From: Alexander Duyck
Date: Tue Nov 18 2014 - 17:48:44 EST


On 11/18/2014 12:53 PM, Linus Torvalds wrote:
On Tue, Nov 18, 2014 at 9:28 AM, Alexander Duyck
<alexander.h.duyck@xxxxxxxxxx> wrote:
These patches introduce two new primitives for synchronizing cache coherent
memory writes and reads. These two new primitives are:

coherent_rmb()
coherent_wmb()

So I'm still not convinced about the name. I don't hate it, but if you
ever want to do "read_acquire", then that whole "coherent_" thing does
make for a big mouthful. I don't see why "dma" isn't simpler and more
to the point, and has the advantage of lining up (in documentation
etc) with "smp".

The problem is DMA is a broad brush.
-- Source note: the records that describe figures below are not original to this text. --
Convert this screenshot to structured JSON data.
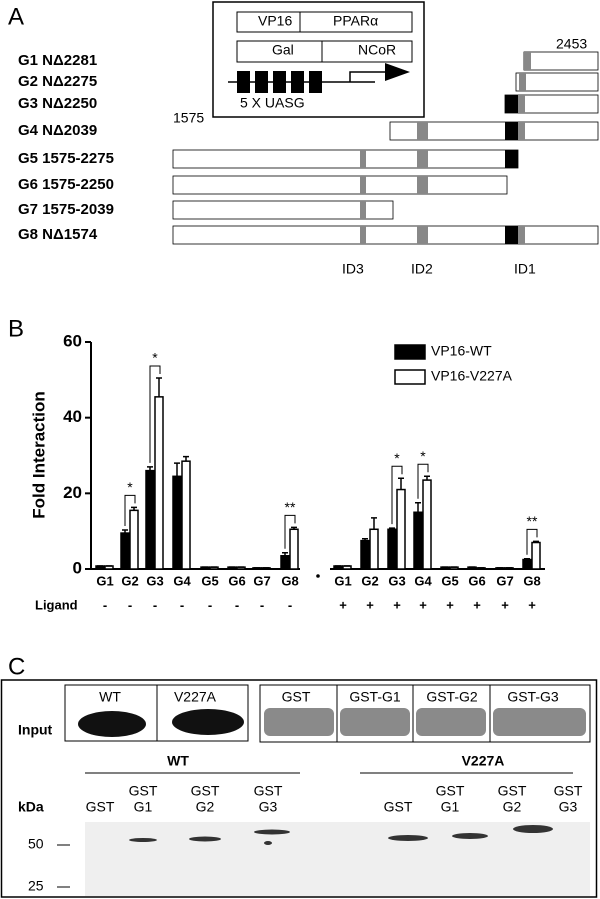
{
  "panel_a": {
    "label": "A",
    "inset": {
      "vp16": "VP16",
      "ppara": "PPARα",
      "gal": "Gal",
      "ncor": "NCoR",
      "reporter": "5 X UASG"
    },
    "constructs": [
      "G1 NΔ2281",
      "G2 NΔ2275",
      "G3 NΔ2250",
      "G4 NΔ2039",
      "G5 1575-2275",
      "G6 1575-2250",
      "G7 1575-2039",
      "G8 NΔ1574"
    ],
    "end_residue": "2453",
    "start_residue": "1575",
    "domains": [
      "ID3",
      "ID2",
      "ID1"
    ]
  },
  "chart_data": {
    "type": "bar",
    "panel_label": "B",
    "ylabel": "Fold Interaction",
    "categories": [
      "G1",
      "G2",
      "G3",
      "G4",
      "G5",
      "G6",
      "G7",
      "G8",
      "G1",
      "G2",
      "G3",
      "G4",
      "G5",
      "G6",
      "G7",
      "G8"
    ],
    "ligand_label": "Ligand",
    "ligand": [
      "-",
      "-",
      "-",
      "-",
      "-",
      "-",
      "-",
      "-",
      "+",
      "+",
      "+",
      "+",
      "+",
      "+",
      "+",
      "+"
    ],
    "series": [
      {
        "name": "VP16-WT",
        "color": "#000000",
        "values": [
          0.8,
          9.5,
          26,
          24.5,
          0.5,
          0.5,
          0.3,
          3.5,
          0.8,
          7.5,
          10.5,
          15,
          0.5,
          0.5,
          0.3,
          2.5
        ],
        "errors": [
          0,
          0.8,
          1,
          3.5,
          0,
          0,
          0,
          0.8,
          0,
          0.5,
          0.3,
          2.5,
          0,
          0,
          0,
          0.2
        ]
      },
      {
        "name": "VP16-V227A",
        "color": "#ffffff",
        "values": [
          0.8,
          15.5,
          45.5,
          28.5,
          0.5,
          0.5,
          0.3,
          10.5,
          0.8,
          10.5,
          21,
          23.5,
          0.5,
          0.3,
          0.3,
          7
        ],
        "errors": [
          0,
          0.8,
          5,
          1.2,
          0,
          0,
          0,
          0.5,
          0,
          3,
          3,
          1,
          0,
          0,
          0,
          0.3
        ]
      }
    ],
    "annotations": [
      "*",
      "*",
      "**",
      "*",
      "*",
      "**"
    ],
    "ylim": [
      0,
      60
    ],
    "yticks": [
      0,
      20,
      40,
      60
    ],
    "legend": "upper right"
  },
  "panel_c": {
    "label": "C",
    "input_label": "Input",
    "input_lanes": [
      "WT",
      "V227A"
    ],
    "gst_lanes": [
      "GST",
      "GST-G1",
      "GST-G2",
      "GST-G3"
    ],
    "groups": [
      "WT",
      "V227A"
    ],
    "lanes": [
      [
        "GST"
      ],
      [
        "GST",
        "G1"
      ],
      [
        "GST",
        "G2"
      ],
      [
        "GST",
        "G3"
      ],
      [
        "GST"
      ],
      [
        "GST",
        "G1"
      ],
      [
        "GST",
        "G2"
      ],
      [
        "GST",
        "G3"
      ]
    ],
    "kda_label": "kDa",
    "markers": [
      "50",
      "25"
    ]
  }
}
There are multiple cases I can think of where DMA does not represent coherent memory.

Why would you ever use "coherent_xyz()" on something that isn't about
dma? If it's cache-coherent memory without DMA, you'd use "smp_xyz()",
so I really do prefer that whole "dma-vs-smp" issue, because it talks
about what is actually the important issue. All sane memory is
coherent, after all (and if it isn't, you have other issues than
memory ordering).

Linus

This barrier only applies to a subset of DMA memory types. So yes, "coherent_xyz()" only applies to DMA, but not all DMA memory is coherent as it could be a non-coherent or streaming DMA mapping.

One spot where the name makes sense is in the headers themselves. To avoid duplication of definitions in several spots if CONFIG_SMP was defined I simply defined smp_xyz() as coherent_xyz(). Defining it as dma_xyz() might have made that more difficult to read in terms of what was going on.